- Composed by Alexandre Desplat
- Decca / 2013 / 52m
In Philomena, based on a true story, Judi Dench (or JUDI DENCH, as Billy Connolly calls her) plays an Irish woman who travels to America to seek the son who was taken away from her and sold by nuns in the 1950s. The film has attracted much admiration, not least for the performances by Dench and Steve Coogan, who plays the journalist who accompanies her; and for Coogan’s screenplay. This is the fourth collaboration between director Stephen Frears and composer Alexandre Desplat, for whom their first film together (The Queen) was something of a springboard for the incredibly successful career that has followed. You generally know what you’re going to get from Desplat: a pretty classy gloss to shine over the film. Philomena is no exception – this is music with a whimsical air, a clever nostalgic charm thanks to its chimes and piano that forever seem to be leading the listener towards a welcoming place. No Hollywood schmaltz here – it’s hard to imagine Desplat doing schmaltz – it’s all blessed with a wonderful touch of class. There’s real feeling, too – an emotional underbelly to the music that cleverly develops over the course of the score.

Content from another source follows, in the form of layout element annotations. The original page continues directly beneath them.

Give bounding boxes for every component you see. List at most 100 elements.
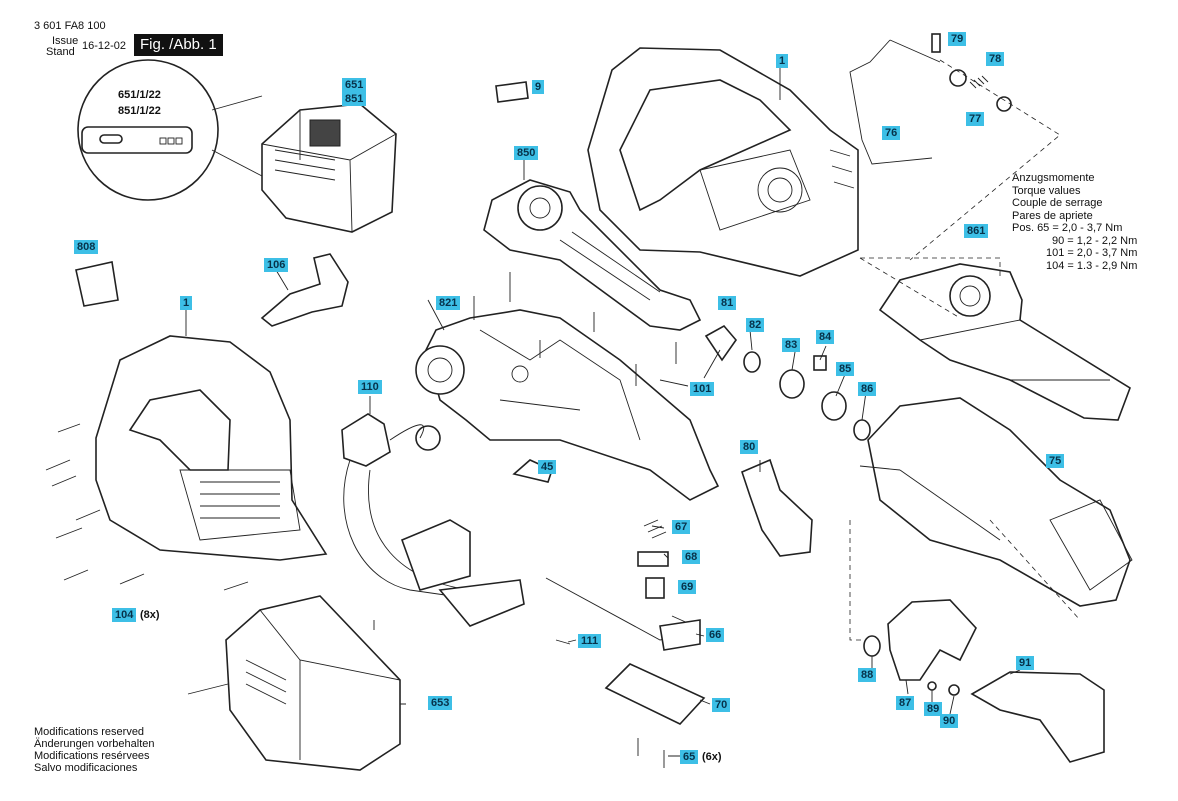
footer-note-de: Änderungen vorbehalten — [34, 738, 155, 750]
part-label-1-top: 1 — [776, 54, 789, 68]
screw-90 — [948, 684, 960, 696]
footer-note-es: Salvo modificaciones — [34, 762, 138, 774]
part-label-81: 81 — [718, 296, 737, 310]
retaining-ring — [743, 351, 761, 373]
trigger — [260, 253, 349, 327]
torque-table: Anzugsmomente Torque values Couple de se… — [1012, 172, 1137, 272]
stand-label: Stand — [46, 46, 75, 58]
part-label-850: 850 — [514, 146, 539, 160]
part-label-651: 651 — [342, 78, 367, 92]
footer-notes: Modifications reserved Änderungen vorbeh… — [34, 726, 154, 774]
label-card — [75, 261, 119, 307]
part-label-821: 821 — [436, 296, 461, 310]
part-label-106: 106 — [264, 258, 289, 272]
torque-row: 90 = 1,2 - 2,2 Nm — [1052, 234, 1138, 247]
part-label-66: 66 — [706, 628, 725, 642]
torque-title-fr: Couple de serrage — [1012, 197, 1103, 209]
torque-title-de: Anzugsmomente — [1012, 172, 1095, 184]
torque-title-en: Torque values — [1012, 184, 1081, 197]
part-label-90: 90 — [940, 714, 959, 728]
issue-date: 16-12-02 — [82, 40, 127, 52]
part-count-65: (6x) — [702, 751, 722, 763]
bearing-ring — [704, 324, 738, 362]
part-label-83: 83 — [782, 338, 801, 352]
part-label-86: 86 — [858, 382, 877, 396]
part-label-65: 65 — [680, 750, 699, 764]
battery-pack — [261, 103, 397, 233]
part-label-101: 101 — [690, 382, 715, 396]
part-label-1-left: 1 — [180, 296, 193, 310]
shoe-70 — [604, 663, 706, 725]
clamp-lever — [849, 39, 941, 165]
part-label-69: 69 — [678, 580, 697, 594]
washer — [996, 96, 1012, 112]
screws-65 — [637, 738, 665, 768]
part-label-68: 68 — [682, 550, 701, 564]
wiring-harness — [341, 413, 525, 627]
motor-carrier — [415, 309, 720, 501]
sleeve-88 — [863, 635, 881, 657]
housing-shell — [867, 397, 1133, 607]
part-label-75: 75 — [1046, 454, 1065, 468]
washer-89 — [927, 681, 937, 691]
part-label-84: 84 — [816, 330, 835, 344]
guard-87 — [887, 599, 977, 681]
torque-row: 101 = 2,0 - 3,7 Nm — [1046, 247, 1138, 259]
part-label-85: 85 — [836, 362, 855, 376]
part-label-653: 653 — [428, 696, 453, 710]
part-label-808: 808 — [74, 240, 99, 254]
pin — [931, 33, 941, 53]
block-66 — [659, 619, 701, 651]
part-label-67: 67 — [672, 520, 691, 534]
part-label-79: 79 — [948, 32, 967, 46]
bushing — [779, 369, 805, 399]
sleeve — [949, 69, 967, 87]
battery-label-detail — [77, 59, 263, 201]
part-label-82: 82 — [746, 318, 765, 332]
screws-101 — [473, 272, 677, 386]
torque-row: Pos. 65 = 2,0 - 3,7 Nm — [1012, 222, 1123, 234]
part-label-76: 76 — [882, 126, 901, 140]
part-label-77: 77 — [966, 112, 985, 126]
collar — [821, 391, 847, 421]
end-cap — [495, 81, 529, 103]
battery-label-line-1: 651/1/22 — [118, 89, 161, 101]
issue-label: Issue — [52, 35, 79, 47]
part-label-88: 88 — [858, 668, 877, 682]
spring — [969, 75, 989, 89]
footer-note-fr: Modifications resérvees — [34, 750, 150, 762]
torque-title-es: Pares de apriete — [1012, 209, 1093, 222]
housing-cover — [878, 263, 1131, 421]
spring-111 — [555, 639, 571, 645]
part-label-78: 78 — [986, 52, 1005, 66]
part-label-110: 110 — [358, 380, 382, 394]
part-label-111: 111 — [578, 634, 602, 648]
gear-housing — [483, 179, 702, 331]
screws-104 — [45, 423, 249, 591]
torque-row: 104 = 1.3 - 2,9 Nm — [1046, 259, 1138, 272]
pin-84 — [813, 355, 827, 371]
slider-68 — [637, 551, 669, 567]
document-number: 3 601 FA8 100 — [34, 20, 106, 32]
part-count-104: (8x) — [140, 609, 160, 621]
part-label-89: 89 — [924, 702, 943, 716]
part-label-45: 45 — [538, 460, 557, 474]
part-label-861: 861 — [964, 224, 989, 238]
part-label-851: 851 — [342, 92, 367, 106]
battery-label-line-2: 851/1/22 — [118, 105, 161, 117]
part-label-91: 91 — [1016, 656, 1035, 670]
bracket — [741, 458, 813, 557]
pin-69 — [645, 577, 665, 599]
housing-half-left — [95, 335, 328, 561]
part-label-87: 87 — [896, 696, 915, 710]
shoe-91 — [970, 671, 1105, 763]
o-ring — [853, 419, 871, 441]
part-label-70: 70 — [712, 698, 731, 712]
part-label-80: 80 — [740, 440, 759, 454]
figure-label: Fig. /Abb. 1 — [134, 34, 223, 56]
housing-half-right — [587, 47, 859, 277]
spring-67 — [643, 519, 667, 539]
part-label-104: 104 — [112, 608, 137, 622]
footer-note-en: Modifications reserved — [34, 726, 145, 738]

There is another side to the “You know what you’re going to get with Desplat” coin, though. I’ve been one of his most enthusiastic champions over the years (in terms of that hugely important group, online film music critics) – but while he is I think the most talented film composer to have emerged since Thomas Newman 25 years or so ago, there is sometimes a sense of inevitability about his music – his exceptionally distinctive sound can sometimes lead to new music that you think you’ve heard before. Philomena is one of those – the melodies are new, but it still sounds so familiar. Newman has a similarly distinctive sound and has scored considerably more films, but I can’t say I’ve ever had the same issue with him, so there’s something there. Fortunately there’s plenty to the score to enjoy – the lovely main theme, the genuine warmth of “Drives to Roscrea” and “Landing in USA”, the stabs of uncertainty that are worked brilliantly into “Confession” – it does make for a really nice album, just not one that’s really able to stand out amongst Desplat’s very strong body of work.